Theme of respect as activist Sinéad turns up on test
Junior Cert English
Writer and activist Sinéad Burke was thrilled to turn up on a Junior Cycle ordinary level English paper, in the form of an extract from her TED Talks about the challenges of navigating the world as a little person.
She tweeted that while "@TedTalks has brought me an incredible number of opportunities", yesterday's appearance "is not something I could have ever imagined".
The overall theme of the paper was respect and teachers agreed that it was a "nice" paper. However, Teachers Union of Ireland (TUI) subject representative Liz Farrell thought the question where candidates were asked to write the opening paragraph for a story entitled 'Show me some respect', was challenging.
Meanwhile, in the third year of the new-style English exams, higher level students have not yet been asked a question on film, although it is compulsory to study it.
That was noted by Kate Barry a teacher at Loreto Secondary School, Fermoy Co Cork, who said that otherwise students were happy that all the other elements of the syllabus were examined on the paper, which had the theme 'viewpoints'.
Ms Barry, a subject representative for the Association of Secondary Teachers Ireland (ASTI), thought the drama question was "better than last year in that they could use any play", but "they would have to have good knowledge of their play".
She said the novel question was one "they would have been able to answer no matter what novel they had studied and what level of engagement".
However, she would have expected the unseen texts to be "a bit more rigorous. There was not much difference between higher and ordinary level. It should be more challenging; it would allow them get their teeth into it a bit."

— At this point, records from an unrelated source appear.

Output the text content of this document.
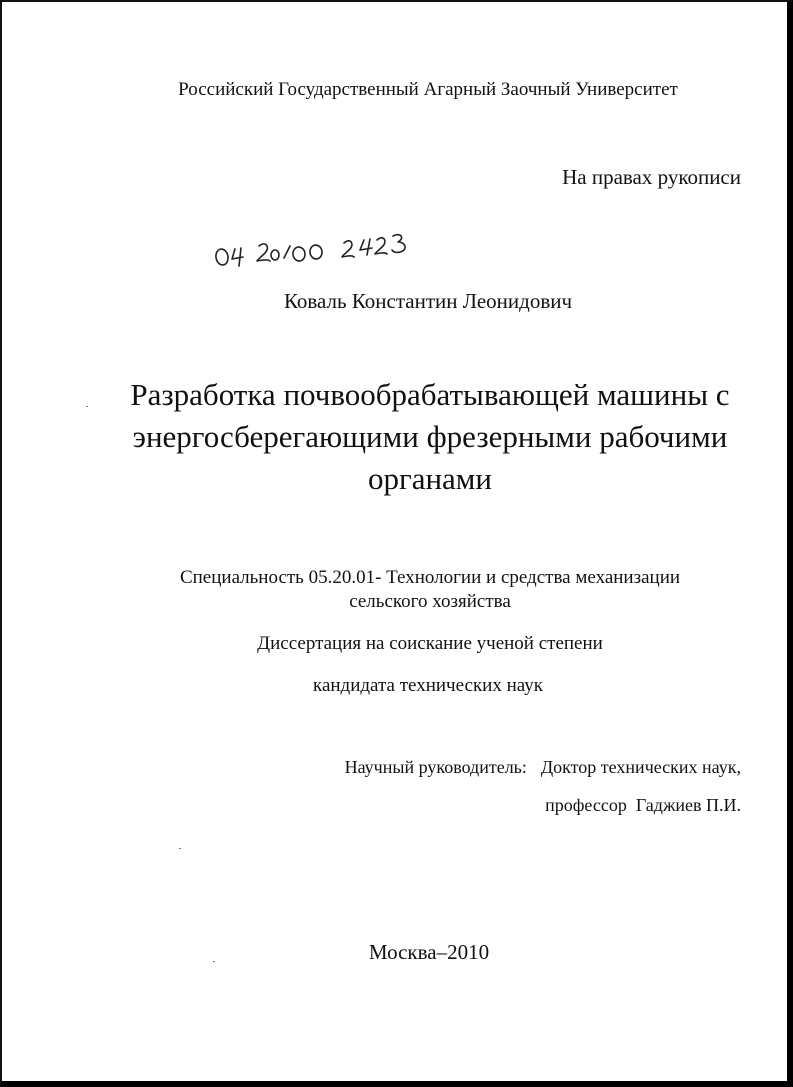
Российский Государственный Агарный Заочный Университет
На правах рукописи
Коваль Константин Леонидович
Разработка почвообрабатывающей машины с
энергосберегающими фрезерными рабочими
органами
Специальность 05.20.01- Технологии и средства механизации
сельского хозяйства
Диссертация на соискание ученой степени
кандидата технических наук
Научный руководитель: Доктор технических наук,
профессор  Гаджиев П.И.
Москва–2010
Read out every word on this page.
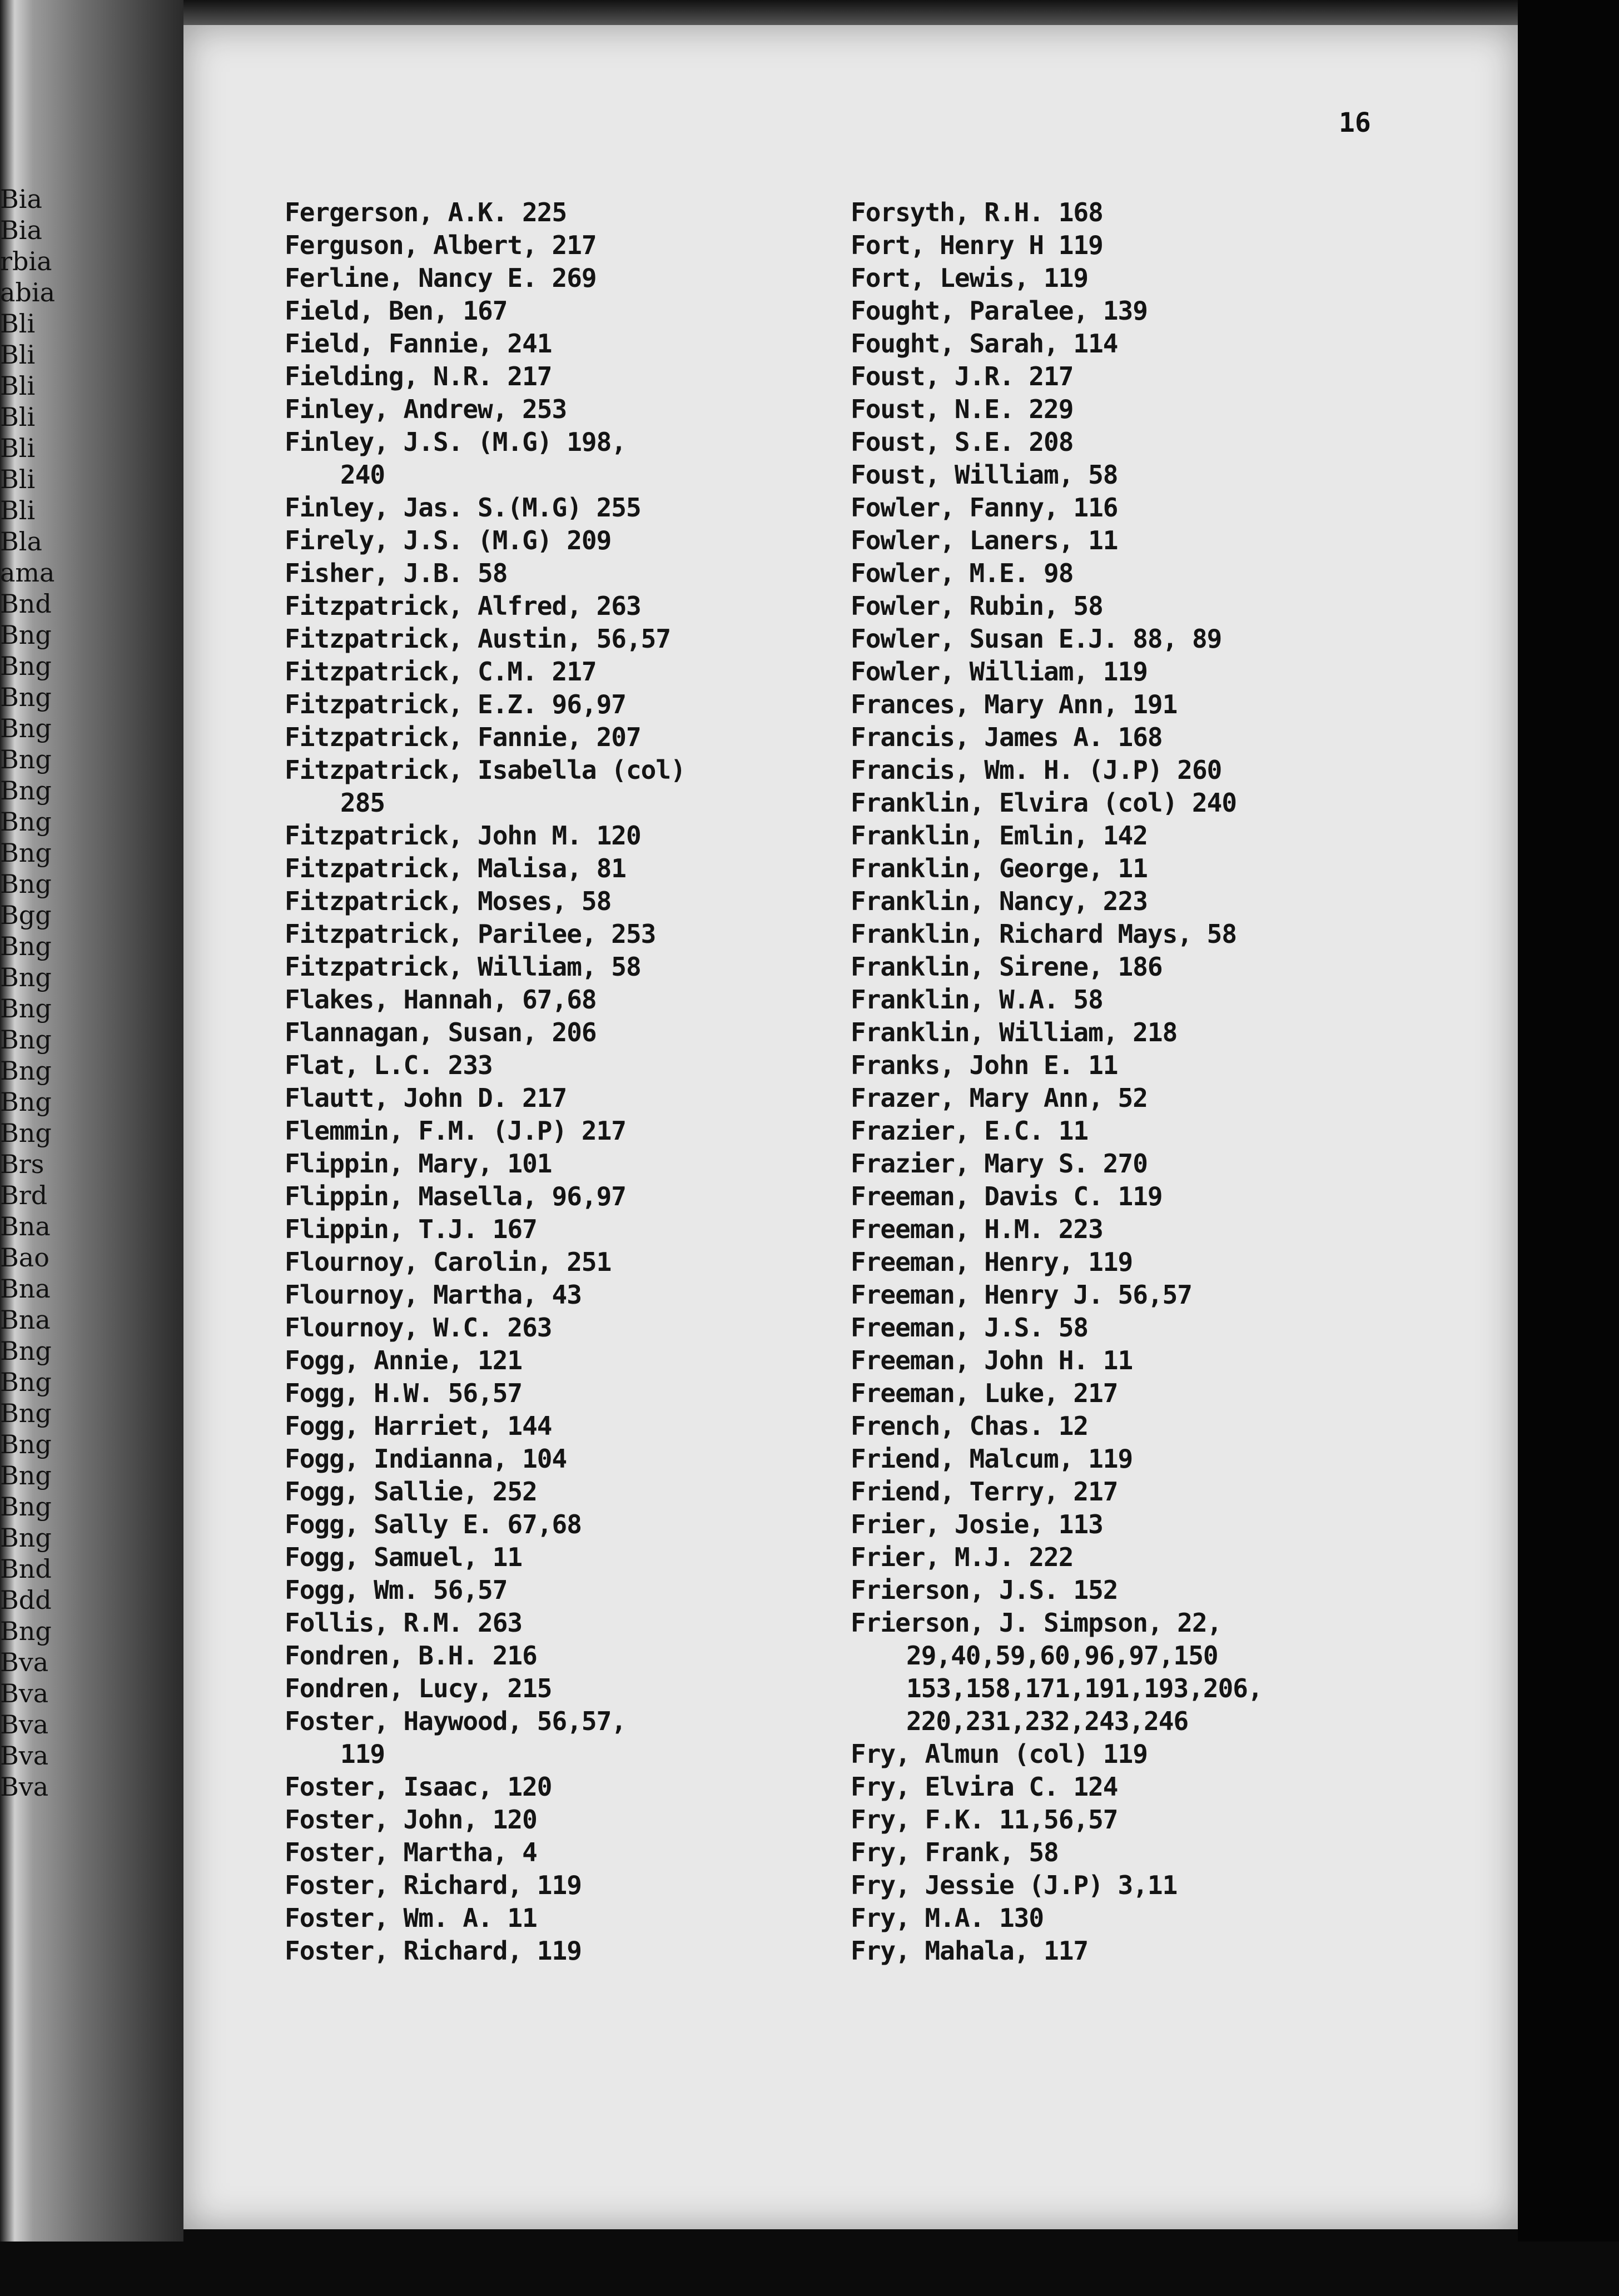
Bia
Bia
rbia
abia
Bli
Bli
Bli
Bli
Bli
Bli
Bli
Bla
ama
Bnd
Bng
Bng
Bng
Bng
Bng
Bng
Bng
Bng
Bng
Bgg
Bng
Bng
Bng
Bng
Bng
Bng
Bng
Brs
Brd
Bna
Bao
Bna
Bna
Bng
Bng
Bng
Bng
Bng
Bng
Bng
Bnd
Bdd
Bng
Bva
Bva
Bva
Bva
Bva
16
Fergerson, A.K. 225
Ferguson, Albert, 217
Ferline, Nancy E. 269
Field, Ben, 167
Field, Fannie, 241
Fielding, N.R. 217
Finley, Andrew, 253
Finley, J.S. (M.G) 198,
240
Finley, Jas. S.(M.G) 255
Firely, J.S. (M.G) 209
Fisher, J.B. 58
Fitzpatrick, Alfred, 263
Fitzpatrick, Austin, 56,57
Fitzpatrick, C.M. 217
Fitzpatrick, E.Z. 96,97
Fitzpatrick, Fannie, 207
Fitzpatrick, Isabella (col)
285
Fitzpatrick, John M. 120
Fitzpatrick, Malisa, 81
Fitzpatrick, Moses, 58
Fitzpatrick, Parilee, 253
Fitzpatrick, William, 58
Flakes, Hannah, 67,68
Flannagan, Susan, 206
Flat, L.C. 233
Flautt, John D. 217
Flemmin, F.M. (J.P) 217
Flippin, Mary, 101
Flippin, Masella, 96,97
Flippin, T.J. 167
Flournoy, Carolin, 251
Flournoy, Martha, 43
Flournoy, W.C. 263
Fogg, Annie, 121
Fogg, H.W. 56,57
Fogg, Harriet, 144
Fogg, Indianna, 104
Fogg, Sallie, 252
Fogg, Sally E. 67,68
Fogg, Samuel, 11
Fogg, Wm. 56,57
Follis, R.M. 263
Fondren, B.H. 216
Fondren, Lucy, 215
Foster, Haywood, 56,57,
119
Foster, Isaac, 120
Foster, John, 120
Foster, Martha, 4
Foster, Richard, 119
Foster, Wm. A. 11
Foster, Richard, 119
Forsyth, R.H. 168
Fort, Henry H 119
Fort, Lewis, 119
Fought, Paralee, 139
Fought, Sarah, 114
Foust, J.R. 217
Foust, N.E. 229
Foust, S.E. 208
Foust, William, 58
Fowler, Fanny, 116
Fowler, Laners, 11
Fowler, M.E. 98
Fowler, Rubin, 58
Fowler, Susan E.J. 88, 89
Fowler, William, 119
Frances, Mary Ann, 191
Francis, James A. 168
Francis, Wm. H. (J.P) 260
Franklin, Elvira (col) 240
Franklin, Emlin, 142
Franklin, George, 11
Franklin, Nancy, 223
Franklin, Richard Mays, 58
Franklin, Sirene, 186
Franklin, W.A. 58
Franklin, William, 218
Franks, John E. 11
Frazer, Mary Ann, 52
Frazier, E.C. 11
Frazier, Mary S. 270
Freeman, Davis C. 119
Freeman, H.M. 223
Freeman, Henry, 119
Freeman, Henry J. 56,57
Freeman, J.S. 58
Freeman, John H. 11
Freeman, Luke, 217
French, Chas. 12
Friend, Malcum, 119
Friend, Terry, 217
Frier, Josie, 113
Frier, M.J. 222
Frierson, J.S. 152
Frierson, J. Simpson, 22,
29,40,59,60,96,97,150
153,158,171,191,193,206,
220,231,232,243,246
Fry, Almun (col) 119
Fry, Elvira C. 124
Fry, F.K. 11,56,57
Fry, Frank, 58
Fry, Jessie (J.P) 3,11
Fry, M.A. 130
Fry, Mahala, 117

While Ms Farrell thought the higher level paper "difficult and challenging", she felt students should have been well prepared for it. She said candidates were happy that poetry, a novel and Shakespeare came up,
However, she regarded some of the language as "quite challenging" and referred to some of the terminology in the question on Nobel Prize winners. One word she queried was citation, although it was explained, she said.
Ms Farrell, a teacher at Coláiste Eoin, Hacketstown, Co Carlow, said the paper was much less visual than previous years.